As eleições na Suécia colocaram no Parlamento, pela primeira vez na história, um pequeno partido contrário à imigração. Os ultradireitistas ‘Democratas Suecos’ participaram da coligação de centro-direita do primeiro-ministro conservador, Fredrik Reinfeldt, que venceu o pleito no domingo passado.

O partido se apoiou em um discurso nacionalista e contrário à imigração. Cerca de 14% da população, de 9,4 milhões, da Suécia é imigrante, vinda em ondas migratórias da Polônia, Finlândia, dos países da ex-Iugoslávia e do Iraque. “Para nós, a prioridade é absolutamente clara: restaurar o sistema de bem-estar social da Suécia”, disse Jimmie Akesson, líder dos Democratas Suecos, que disse ainda que o Islã é a maior ameaça à sociedade sueca desde a Segunda Guerra Mundial.

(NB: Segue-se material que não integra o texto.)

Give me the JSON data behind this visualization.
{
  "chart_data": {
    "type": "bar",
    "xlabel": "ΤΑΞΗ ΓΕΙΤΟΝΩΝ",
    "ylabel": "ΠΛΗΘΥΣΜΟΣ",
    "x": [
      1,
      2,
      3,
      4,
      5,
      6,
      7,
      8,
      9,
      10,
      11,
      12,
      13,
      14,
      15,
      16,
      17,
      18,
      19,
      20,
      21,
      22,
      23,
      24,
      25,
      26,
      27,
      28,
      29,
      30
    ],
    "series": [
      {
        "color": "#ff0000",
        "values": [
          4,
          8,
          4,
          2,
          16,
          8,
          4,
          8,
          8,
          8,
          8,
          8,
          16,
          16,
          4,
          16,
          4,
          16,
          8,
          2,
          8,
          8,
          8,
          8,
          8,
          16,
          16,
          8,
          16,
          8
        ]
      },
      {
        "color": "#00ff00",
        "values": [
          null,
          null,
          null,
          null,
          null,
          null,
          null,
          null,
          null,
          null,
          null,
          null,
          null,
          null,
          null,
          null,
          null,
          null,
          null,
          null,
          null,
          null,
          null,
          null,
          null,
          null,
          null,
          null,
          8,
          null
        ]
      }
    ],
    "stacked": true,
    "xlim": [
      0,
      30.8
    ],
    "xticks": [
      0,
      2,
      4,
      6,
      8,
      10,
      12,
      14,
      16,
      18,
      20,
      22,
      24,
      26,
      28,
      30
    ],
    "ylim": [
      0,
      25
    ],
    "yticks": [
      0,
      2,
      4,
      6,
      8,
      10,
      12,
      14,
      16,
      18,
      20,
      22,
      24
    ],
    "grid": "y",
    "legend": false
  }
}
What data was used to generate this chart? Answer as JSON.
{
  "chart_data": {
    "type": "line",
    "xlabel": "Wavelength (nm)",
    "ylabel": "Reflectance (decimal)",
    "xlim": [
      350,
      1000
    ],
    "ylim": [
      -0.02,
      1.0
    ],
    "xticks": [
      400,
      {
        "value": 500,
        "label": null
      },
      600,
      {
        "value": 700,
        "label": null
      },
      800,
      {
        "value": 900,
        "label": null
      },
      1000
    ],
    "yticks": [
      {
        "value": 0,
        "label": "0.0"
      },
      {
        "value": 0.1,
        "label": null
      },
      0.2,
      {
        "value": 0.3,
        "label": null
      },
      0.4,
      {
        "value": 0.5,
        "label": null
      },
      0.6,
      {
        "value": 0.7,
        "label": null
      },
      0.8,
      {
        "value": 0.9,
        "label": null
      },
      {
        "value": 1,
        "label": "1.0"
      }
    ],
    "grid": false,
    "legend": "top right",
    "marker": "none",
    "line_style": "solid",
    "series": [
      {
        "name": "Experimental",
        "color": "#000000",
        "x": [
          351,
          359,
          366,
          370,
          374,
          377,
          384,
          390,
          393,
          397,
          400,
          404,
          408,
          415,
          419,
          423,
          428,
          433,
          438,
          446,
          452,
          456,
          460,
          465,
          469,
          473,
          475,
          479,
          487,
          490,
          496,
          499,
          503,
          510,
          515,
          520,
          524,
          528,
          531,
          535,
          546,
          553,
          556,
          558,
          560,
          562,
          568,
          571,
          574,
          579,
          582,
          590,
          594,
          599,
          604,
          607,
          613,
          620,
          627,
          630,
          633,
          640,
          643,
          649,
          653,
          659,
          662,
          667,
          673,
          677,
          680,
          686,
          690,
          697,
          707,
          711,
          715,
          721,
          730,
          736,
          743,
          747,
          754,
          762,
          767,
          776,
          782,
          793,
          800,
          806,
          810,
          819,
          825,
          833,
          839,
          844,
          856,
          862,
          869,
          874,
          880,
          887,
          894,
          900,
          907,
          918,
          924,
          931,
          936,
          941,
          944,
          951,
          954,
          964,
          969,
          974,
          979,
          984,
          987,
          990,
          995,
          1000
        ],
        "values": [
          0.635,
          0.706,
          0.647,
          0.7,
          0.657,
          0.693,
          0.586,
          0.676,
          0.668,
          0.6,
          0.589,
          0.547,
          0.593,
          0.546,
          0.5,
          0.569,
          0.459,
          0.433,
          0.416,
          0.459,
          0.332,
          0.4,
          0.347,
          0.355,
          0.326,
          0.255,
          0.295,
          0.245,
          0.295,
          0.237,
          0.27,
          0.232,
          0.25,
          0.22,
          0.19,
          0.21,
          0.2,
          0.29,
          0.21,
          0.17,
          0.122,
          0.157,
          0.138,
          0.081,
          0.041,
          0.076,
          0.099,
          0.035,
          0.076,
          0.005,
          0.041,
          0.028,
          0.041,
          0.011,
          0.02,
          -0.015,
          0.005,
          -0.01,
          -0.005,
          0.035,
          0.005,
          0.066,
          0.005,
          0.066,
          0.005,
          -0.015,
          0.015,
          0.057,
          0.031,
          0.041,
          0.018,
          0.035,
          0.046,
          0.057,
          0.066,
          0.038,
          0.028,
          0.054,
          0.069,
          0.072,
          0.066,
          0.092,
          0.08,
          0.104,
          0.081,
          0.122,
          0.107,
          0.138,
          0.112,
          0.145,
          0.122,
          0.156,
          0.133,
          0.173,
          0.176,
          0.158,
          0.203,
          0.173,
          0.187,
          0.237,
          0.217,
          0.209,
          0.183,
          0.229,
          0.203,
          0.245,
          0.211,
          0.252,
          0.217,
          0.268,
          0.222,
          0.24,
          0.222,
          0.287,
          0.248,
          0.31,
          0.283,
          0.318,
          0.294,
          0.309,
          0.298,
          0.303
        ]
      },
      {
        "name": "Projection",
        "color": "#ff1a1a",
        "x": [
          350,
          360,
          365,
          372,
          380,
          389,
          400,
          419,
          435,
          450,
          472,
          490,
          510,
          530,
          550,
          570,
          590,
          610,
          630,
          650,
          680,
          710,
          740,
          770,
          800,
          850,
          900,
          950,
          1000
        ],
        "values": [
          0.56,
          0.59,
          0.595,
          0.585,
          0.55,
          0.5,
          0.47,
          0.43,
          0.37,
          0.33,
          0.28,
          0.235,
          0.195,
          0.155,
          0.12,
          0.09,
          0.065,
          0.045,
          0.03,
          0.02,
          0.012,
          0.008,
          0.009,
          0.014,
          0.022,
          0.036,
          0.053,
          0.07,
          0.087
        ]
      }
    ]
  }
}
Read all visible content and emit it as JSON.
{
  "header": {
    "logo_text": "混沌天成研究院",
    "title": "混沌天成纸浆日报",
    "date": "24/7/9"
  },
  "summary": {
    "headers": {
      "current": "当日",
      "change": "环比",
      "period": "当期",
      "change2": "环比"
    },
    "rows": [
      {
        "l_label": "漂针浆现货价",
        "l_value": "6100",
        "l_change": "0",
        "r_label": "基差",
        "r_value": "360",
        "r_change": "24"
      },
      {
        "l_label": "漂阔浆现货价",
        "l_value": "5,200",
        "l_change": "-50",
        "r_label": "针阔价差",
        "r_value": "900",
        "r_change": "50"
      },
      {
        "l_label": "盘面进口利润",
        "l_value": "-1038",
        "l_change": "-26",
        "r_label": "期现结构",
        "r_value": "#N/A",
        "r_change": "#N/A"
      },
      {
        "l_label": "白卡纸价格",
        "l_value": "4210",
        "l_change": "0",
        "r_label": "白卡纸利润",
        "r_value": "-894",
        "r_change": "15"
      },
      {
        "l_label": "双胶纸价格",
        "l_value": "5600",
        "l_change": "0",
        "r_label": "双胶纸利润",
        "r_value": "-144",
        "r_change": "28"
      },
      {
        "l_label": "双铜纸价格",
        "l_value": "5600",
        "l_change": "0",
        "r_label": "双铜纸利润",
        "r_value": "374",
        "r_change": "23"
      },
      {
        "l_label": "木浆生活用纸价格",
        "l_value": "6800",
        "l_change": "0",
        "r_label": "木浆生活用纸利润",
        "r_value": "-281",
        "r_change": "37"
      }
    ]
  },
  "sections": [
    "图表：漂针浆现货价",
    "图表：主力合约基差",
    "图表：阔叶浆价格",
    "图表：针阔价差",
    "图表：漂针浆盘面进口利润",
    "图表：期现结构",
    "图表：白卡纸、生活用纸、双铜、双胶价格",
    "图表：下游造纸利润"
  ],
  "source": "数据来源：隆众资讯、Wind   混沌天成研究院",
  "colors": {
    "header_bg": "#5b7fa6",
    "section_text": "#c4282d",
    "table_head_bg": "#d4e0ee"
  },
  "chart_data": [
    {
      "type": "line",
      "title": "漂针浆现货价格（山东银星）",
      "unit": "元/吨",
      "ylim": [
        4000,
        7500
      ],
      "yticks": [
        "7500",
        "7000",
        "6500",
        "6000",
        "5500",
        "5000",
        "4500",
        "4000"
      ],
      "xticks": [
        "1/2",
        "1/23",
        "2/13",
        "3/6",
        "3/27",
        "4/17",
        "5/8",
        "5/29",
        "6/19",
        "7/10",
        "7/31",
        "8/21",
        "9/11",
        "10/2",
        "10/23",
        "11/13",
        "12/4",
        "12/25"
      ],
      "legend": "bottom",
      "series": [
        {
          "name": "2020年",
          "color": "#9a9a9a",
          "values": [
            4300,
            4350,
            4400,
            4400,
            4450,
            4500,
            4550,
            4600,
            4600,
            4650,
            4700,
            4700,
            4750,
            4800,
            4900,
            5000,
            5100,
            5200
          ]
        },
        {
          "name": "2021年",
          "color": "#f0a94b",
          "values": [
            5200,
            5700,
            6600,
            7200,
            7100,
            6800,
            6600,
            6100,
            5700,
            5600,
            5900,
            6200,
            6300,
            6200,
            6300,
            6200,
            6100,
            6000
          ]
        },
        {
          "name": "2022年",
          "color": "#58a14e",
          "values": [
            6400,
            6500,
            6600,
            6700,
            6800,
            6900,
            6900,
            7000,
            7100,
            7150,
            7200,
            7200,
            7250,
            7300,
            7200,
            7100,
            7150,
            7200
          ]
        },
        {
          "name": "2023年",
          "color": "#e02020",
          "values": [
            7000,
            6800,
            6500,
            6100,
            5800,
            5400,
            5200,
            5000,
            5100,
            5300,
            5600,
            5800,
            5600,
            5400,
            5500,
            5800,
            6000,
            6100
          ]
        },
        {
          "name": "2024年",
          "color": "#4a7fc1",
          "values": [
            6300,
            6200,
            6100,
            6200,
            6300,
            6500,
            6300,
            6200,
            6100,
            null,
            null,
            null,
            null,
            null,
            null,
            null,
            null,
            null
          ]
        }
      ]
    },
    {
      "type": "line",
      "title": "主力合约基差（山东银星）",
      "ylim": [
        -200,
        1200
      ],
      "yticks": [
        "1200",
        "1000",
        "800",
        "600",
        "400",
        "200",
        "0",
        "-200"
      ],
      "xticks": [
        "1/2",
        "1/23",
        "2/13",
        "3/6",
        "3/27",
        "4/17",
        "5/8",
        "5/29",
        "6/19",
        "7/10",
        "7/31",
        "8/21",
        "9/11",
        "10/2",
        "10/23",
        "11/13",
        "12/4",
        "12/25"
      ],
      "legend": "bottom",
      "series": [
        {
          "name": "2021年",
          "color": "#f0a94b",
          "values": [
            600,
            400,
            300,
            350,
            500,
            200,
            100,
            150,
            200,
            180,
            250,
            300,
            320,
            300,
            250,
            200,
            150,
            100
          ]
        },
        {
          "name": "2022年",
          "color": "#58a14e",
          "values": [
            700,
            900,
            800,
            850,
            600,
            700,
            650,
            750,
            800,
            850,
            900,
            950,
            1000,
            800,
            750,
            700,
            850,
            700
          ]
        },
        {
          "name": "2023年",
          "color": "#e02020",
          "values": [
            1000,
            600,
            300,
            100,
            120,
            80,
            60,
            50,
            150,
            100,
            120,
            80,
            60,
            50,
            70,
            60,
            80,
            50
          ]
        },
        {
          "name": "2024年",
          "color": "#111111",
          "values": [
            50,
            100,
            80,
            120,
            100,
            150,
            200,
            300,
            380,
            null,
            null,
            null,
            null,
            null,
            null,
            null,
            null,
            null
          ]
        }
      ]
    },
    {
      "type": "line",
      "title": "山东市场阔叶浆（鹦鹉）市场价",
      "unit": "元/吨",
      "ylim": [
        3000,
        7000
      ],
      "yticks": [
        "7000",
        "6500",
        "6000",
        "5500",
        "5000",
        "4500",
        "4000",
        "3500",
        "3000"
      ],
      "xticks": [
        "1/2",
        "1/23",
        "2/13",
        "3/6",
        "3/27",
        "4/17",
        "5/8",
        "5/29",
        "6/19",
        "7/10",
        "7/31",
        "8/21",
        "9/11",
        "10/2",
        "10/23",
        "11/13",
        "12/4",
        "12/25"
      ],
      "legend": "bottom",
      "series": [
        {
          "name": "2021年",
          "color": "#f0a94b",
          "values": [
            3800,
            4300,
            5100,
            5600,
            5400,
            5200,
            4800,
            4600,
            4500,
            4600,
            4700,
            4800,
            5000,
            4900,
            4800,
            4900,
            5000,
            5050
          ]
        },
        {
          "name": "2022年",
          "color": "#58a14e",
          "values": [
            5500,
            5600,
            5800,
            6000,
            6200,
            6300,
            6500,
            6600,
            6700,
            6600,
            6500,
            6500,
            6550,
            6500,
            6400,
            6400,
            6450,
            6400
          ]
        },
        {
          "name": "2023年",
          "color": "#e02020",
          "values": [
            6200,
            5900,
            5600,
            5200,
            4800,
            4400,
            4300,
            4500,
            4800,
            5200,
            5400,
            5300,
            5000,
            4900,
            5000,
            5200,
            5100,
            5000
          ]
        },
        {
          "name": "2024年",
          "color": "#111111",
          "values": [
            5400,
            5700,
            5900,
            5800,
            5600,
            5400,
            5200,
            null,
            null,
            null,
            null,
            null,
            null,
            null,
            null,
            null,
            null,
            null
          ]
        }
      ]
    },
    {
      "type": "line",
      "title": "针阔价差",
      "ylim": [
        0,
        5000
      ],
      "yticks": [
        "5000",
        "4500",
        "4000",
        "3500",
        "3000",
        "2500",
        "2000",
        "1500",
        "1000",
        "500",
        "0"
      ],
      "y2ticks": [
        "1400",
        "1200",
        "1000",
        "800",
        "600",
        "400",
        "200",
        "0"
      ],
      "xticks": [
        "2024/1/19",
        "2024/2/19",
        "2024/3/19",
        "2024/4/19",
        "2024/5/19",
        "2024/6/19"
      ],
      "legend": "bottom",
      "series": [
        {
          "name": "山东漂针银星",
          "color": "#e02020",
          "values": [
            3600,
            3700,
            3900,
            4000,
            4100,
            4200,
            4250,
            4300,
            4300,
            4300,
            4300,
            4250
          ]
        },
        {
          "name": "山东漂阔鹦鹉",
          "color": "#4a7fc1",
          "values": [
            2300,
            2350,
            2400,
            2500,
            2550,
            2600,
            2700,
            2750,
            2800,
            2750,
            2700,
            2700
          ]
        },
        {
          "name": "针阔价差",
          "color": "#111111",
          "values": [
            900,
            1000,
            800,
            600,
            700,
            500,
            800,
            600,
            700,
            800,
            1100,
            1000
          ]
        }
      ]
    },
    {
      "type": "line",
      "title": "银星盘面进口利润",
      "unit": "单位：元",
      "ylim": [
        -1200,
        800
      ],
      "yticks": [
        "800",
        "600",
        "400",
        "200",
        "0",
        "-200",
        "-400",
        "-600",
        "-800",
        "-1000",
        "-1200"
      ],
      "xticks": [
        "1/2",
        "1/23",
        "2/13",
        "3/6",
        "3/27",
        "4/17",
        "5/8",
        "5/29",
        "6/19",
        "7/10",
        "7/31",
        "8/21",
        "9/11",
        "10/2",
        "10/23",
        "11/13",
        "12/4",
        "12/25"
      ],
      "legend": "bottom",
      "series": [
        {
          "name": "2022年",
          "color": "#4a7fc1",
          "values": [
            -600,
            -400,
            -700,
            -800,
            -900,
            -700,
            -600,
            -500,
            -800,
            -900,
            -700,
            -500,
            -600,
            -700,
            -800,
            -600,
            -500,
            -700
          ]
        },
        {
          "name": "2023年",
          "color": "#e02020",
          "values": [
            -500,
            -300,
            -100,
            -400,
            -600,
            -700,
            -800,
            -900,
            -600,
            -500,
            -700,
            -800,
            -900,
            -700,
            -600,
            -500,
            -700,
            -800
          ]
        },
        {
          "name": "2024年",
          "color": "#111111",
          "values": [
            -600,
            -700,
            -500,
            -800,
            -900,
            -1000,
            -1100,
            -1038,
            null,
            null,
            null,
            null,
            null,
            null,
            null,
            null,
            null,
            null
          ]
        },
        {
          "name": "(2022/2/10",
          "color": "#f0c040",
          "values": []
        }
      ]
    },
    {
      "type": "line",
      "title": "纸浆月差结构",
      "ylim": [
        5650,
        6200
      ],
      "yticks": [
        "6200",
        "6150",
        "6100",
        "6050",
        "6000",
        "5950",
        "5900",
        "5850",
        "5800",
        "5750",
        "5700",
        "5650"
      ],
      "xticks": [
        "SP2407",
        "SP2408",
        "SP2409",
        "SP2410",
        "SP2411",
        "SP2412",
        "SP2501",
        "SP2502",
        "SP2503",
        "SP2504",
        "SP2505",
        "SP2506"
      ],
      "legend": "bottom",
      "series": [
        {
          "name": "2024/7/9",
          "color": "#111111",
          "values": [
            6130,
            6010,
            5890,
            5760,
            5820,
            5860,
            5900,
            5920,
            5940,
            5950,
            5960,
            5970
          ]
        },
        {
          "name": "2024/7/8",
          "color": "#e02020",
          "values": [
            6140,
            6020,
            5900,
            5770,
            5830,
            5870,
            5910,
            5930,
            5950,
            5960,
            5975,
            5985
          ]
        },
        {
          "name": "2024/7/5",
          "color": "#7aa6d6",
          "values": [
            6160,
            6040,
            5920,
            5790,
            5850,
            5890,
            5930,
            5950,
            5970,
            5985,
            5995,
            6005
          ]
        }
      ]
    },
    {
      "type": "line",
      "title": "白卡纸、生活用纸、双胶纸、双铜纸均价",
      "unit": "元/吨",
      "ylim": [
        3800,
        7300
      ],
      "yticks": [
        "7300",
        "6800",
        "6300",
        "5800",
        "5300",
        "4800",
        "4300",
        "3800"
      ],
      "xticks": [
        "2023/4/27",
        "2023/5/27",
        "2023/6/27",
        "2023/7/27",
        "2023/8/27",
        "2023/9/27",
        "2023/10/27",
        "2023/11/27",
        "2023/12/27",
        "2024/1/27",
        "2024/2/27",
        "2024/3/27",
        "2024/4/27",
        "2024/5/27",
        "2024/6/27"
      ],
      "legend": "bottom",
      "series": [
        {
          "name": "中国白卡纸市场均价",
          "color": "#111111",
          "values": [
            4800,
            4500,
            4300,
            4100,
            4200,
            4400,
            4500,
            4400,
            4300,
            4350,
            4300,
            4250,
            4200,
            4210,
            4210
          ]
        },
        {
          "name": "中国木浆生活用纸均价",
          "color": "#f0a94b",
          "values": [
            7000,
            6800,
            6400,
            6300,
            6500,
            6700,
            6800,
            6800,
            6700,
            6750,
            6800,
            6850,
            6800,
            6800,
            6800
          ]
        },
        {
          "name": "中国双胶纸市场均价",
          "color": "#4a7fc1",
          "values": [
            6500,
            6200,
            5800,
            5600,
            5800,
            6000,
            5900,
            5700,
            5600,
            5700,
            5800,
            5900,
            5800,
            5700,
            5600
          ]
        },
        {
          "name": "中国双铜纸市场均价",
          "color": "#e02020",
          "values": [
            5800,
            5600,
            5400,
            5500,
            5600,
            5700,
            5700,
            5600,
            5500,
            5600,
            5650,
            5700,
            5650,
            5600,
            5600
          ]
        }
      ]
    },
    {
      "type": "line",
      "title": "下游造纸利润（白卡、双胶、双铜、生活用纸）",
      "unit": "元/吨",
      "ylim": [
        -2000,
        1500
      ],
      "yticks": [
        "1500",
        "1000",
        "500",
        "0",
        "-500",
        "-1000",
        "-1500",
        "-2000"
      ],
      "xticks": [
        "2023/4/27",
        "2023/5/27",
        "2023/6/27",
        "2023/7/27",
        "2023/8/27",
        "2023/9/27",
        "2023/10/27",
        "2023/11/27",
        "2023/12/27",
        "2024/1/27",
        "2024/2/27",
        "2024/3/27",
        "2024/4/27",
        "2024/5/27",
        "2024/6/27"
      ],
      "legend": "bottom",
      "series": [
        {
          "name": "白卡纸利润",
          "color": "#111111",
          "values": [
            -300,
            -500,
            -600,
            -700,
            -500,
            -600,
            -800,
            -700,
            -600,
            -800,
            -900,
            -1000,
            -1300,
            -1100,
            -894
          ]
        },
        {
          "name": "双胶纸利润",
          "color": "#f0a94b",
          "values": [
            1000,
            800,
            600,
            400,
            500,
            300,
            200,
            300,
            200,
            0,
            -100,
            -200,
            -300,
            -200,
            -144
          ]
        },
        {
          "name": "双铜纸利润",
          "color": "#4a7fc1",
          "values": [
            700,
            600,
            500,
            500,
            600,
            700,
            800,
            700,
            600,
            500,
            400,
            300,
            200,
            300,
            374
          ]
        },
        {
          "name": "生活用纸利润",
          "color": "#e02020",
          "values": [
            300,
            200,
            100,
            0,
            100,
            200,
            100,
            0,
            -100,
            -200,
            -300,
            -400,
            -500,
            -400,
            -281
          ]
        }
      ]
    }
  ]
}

Cerca de 12 mil imigrantes ao redor do país pararam de trabalhar ontem por cinco minutos e se reuniram nas ruas, em protesto contra o partido conservador organizado através do Facebook. “Atualmente, os imigrantes são retratados sob uma luz muito negativa e nós sempre escutamos histórias sobre os problemas da imigração”, disse o organizador do ato, Damon Rasti, que pretendia mostrar o quanto os imigrantes são necessários para o funcionamento da sociedade.